While most data available in literature on renal dimensions relate to paediatric kidneys7232425, there are limited data in adults. Our study showed that commonly quoted renal dimensions, largely derived from studies performed in Caucasian populations, were not applicable to the Indian people. Renal lengths in our study were quite similar to those obtained by a previous study26 from autopsies in north India, but in contrast to the values defined in literature from studies in other populations. Renal lengths in our population were smaller than those in the Caucasian population6814 and also those reported for Brazilian27, Korean8 and Japanese28 populations but were similar to the values reported from Pakistan5, Malaysia9, Nigeria19 and Jamaica18 (Table III).

Table III Comparison of renal lengths reported from different populations

How far the above can be ascribed to differences in height, weight, BSA, BMI and other anthropometric factors between races is debatable. It has been shown that relative renal length (renal length to body height ratio) is insensitive to sex and height differences and is thus a more reliable parameter than absolute renal length12. Similarly, renal lengths have been shown to have a positive correlation with body height, weight and BMI4 and this was seen in our study also. While the above trends might be true within each individual population or race, the same cannot be said about different populations with comparable anthropometric indices.
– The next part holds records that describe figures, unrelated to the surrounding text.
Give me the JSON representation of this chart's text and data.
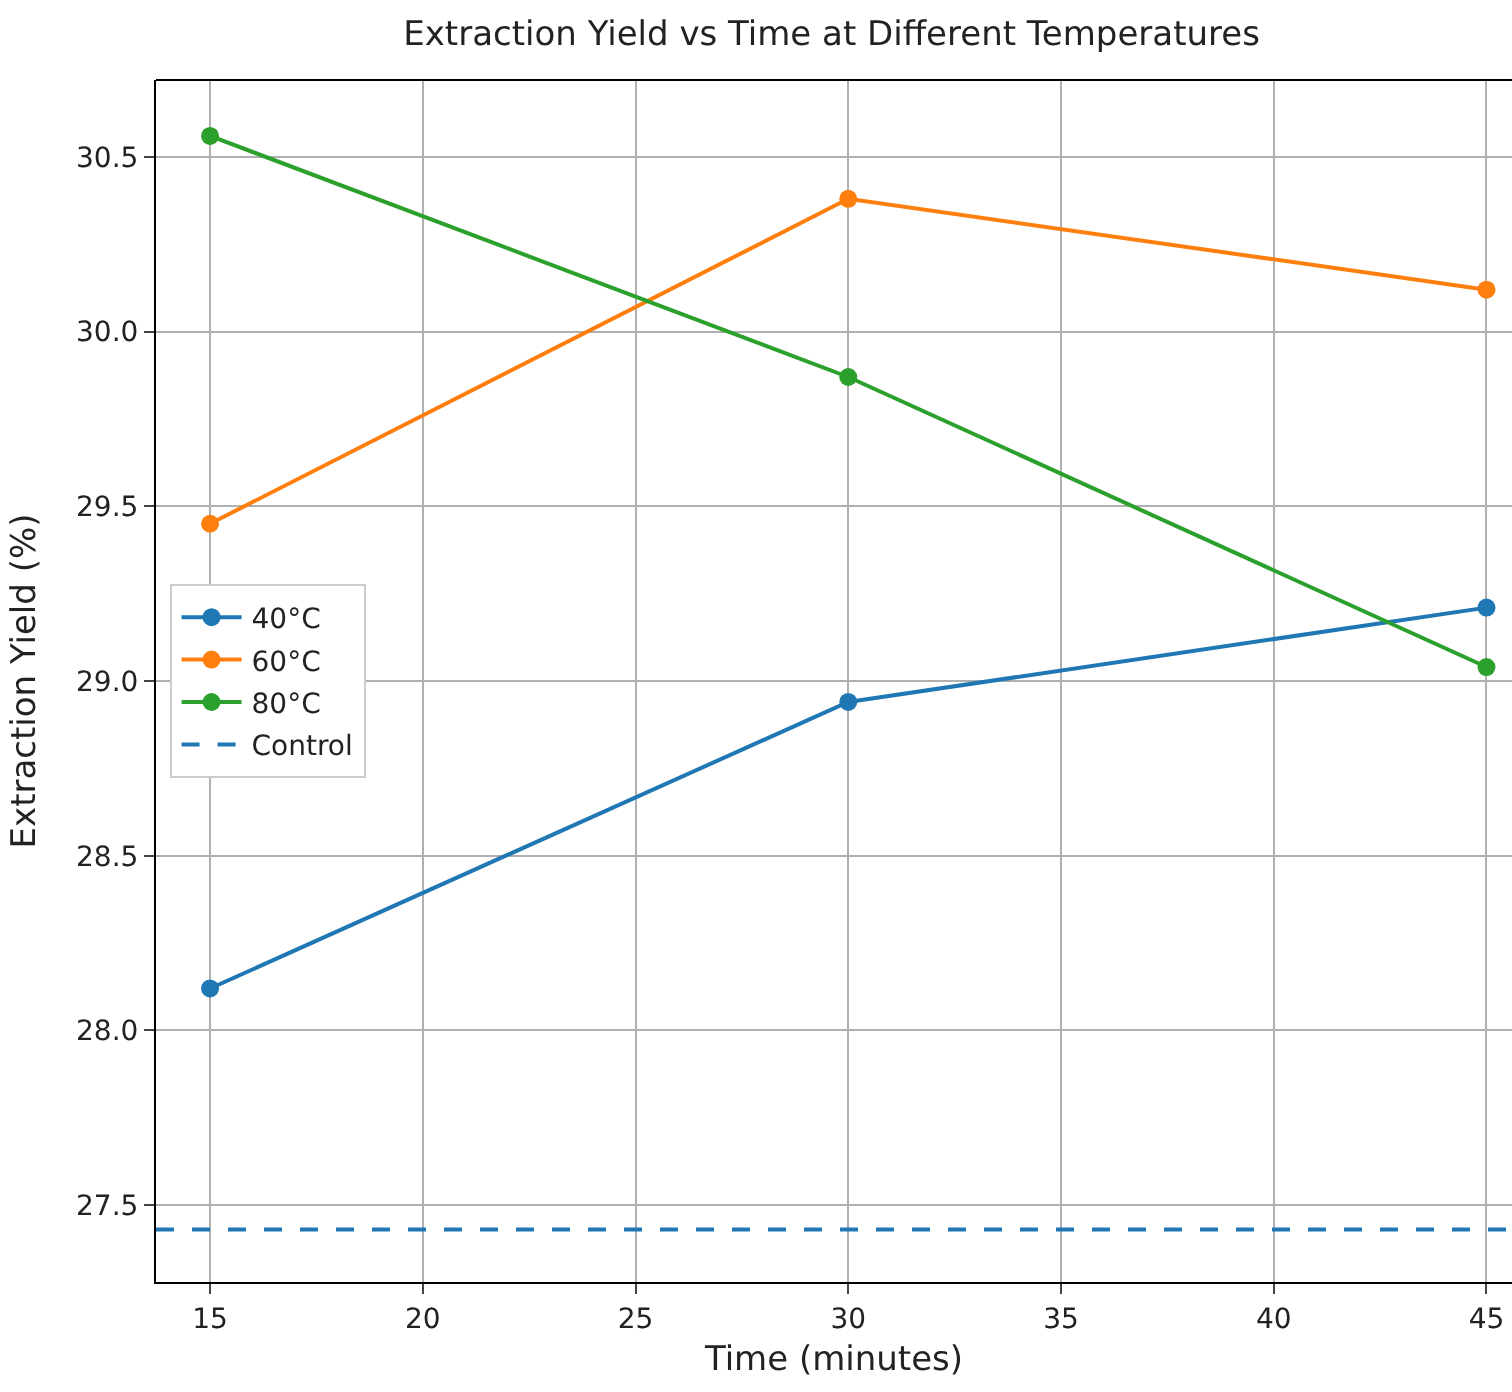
{
  "chart_data": {
    "type": "line",
    "title": "Extraction Yield vs Time at Different Temperatures",
    "xlabel": "Time (minutes)",
    "ylabel": "Extraction Yield (%)",
    "x": [
      15,
      30,
      45
    ],
    "series": [
      {
        "name": "40°C",
        "color": "#1f77b4",
        "values": [
          28.12,
          28.94,
          29.21
        ]
      },
      {
        "name": "60°C",
        "color": "#ff7f0e",
        "values": [
          29.45,
          30.38,
          30.12
        ]
      },
      {
        "name": "80°C",
        "color": "#2ca02c",
        "values": [
          30.56,
          29.87,
          29.04
        ]
      }
    ],
    "ref_lines": [
      {
        "axis": "y",
        "value": 27.43,
        "label": "Control",
        "color": "#1f77b4",
        "line_style": "dashed"
      }
    ],
    "xlim": [
      13.73,
      45.6
    ],
    "ylim": [
      27.28,
      30.72
    ],
    "xticks": [
      15,
      20,
      25,
      30,
      35,
      40,
      45
    ],
    "yticks": [
      {
        "value": 27.5,
        "label": "27.5"
      },
      {
        "value": 28.0,
        "label": "28.0"
      },
      {
        "value": 28.5,
        "label": "28.5"
      },
      {
        "value": 29.0,
        "label": "29.0"
      },
      {
        "value": 29.5,
        "label": "29.5"
      },
      {
        "value": 30.0,
        "label": "30.0"
      },
      {
        "value": 30.5,
        "label": "30.5"
      }
    ],
    "grid": true,
    "legend": "left",
    "marker": "circle",
    "line_style": "solid"
  }
}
A moderate positive correlation was seen between anthropometric indices and renal length in out study. Unlike most other studies6812, we did not find significant difference between the mean left and right renal lengths. A key point in our study was the homogeneity of renal length that was noted across all age-groups in adults, with a significant decline in bilateral renal length after the age of sixty years. Some other studies have also shown that renal length gradually decreases with increase in age and this decrease accelerates after the seventh decade429. This finding has important implications in clinical decision making, and makes it unnecessary to correct renal sizes for age in adults till the age of sixty. Our study showed no significant gender-dependent difference in renal lengths unlike those studies which had shown such a sex difference61229. No sex difference has been shown in paediatric populations33. We, however, found a significant difference in parenchymal thickness of kidneys between the sexes. Whether these differences are race-dependent or mere statistical aberrations need to be found out in future studies.

The main strength of this study was that it was done prospectively with the intention of producing normal population data for sonographic renal dimensions. All sonograms were done by the same operator with a pre-defined technique to ensure maximal homogeneity, although this pre-empted measuring inter-observer variability. Intra-observer variability was reduced by averaging multiple readings. Care was also taken to ensure that none of the subjects were known diabetics or hypertensives, as these conditions and their treatment can affect kidney sizes. In spite of this, it remains a limitation of the study that the subjects included were patients with non-renal pathologies, and a study in a ‘healthy’ population is warranted. The low sample size could be a causal factor for not observing gender-dependent or right-left differences in renal length. Another limitation of our study was that it focused on linear renal parameters and did not involve the collection or calculation of renal volumetric data. The present findings indicate the need for, but cannot serve as a nomogram for the Indian population, for which large numbers of healthy individuals in each age group and across various Indian ethnicities will be required.

In conclusion, this pilot study provided data for normal sonographic renal dimensions in a south Indian population and derived equations to predict expected normal renal lengths from anthropometric values. These results also indicate the need for nomograms in the Indian population, irrespective of the association of renal dimensions with anthropometric values.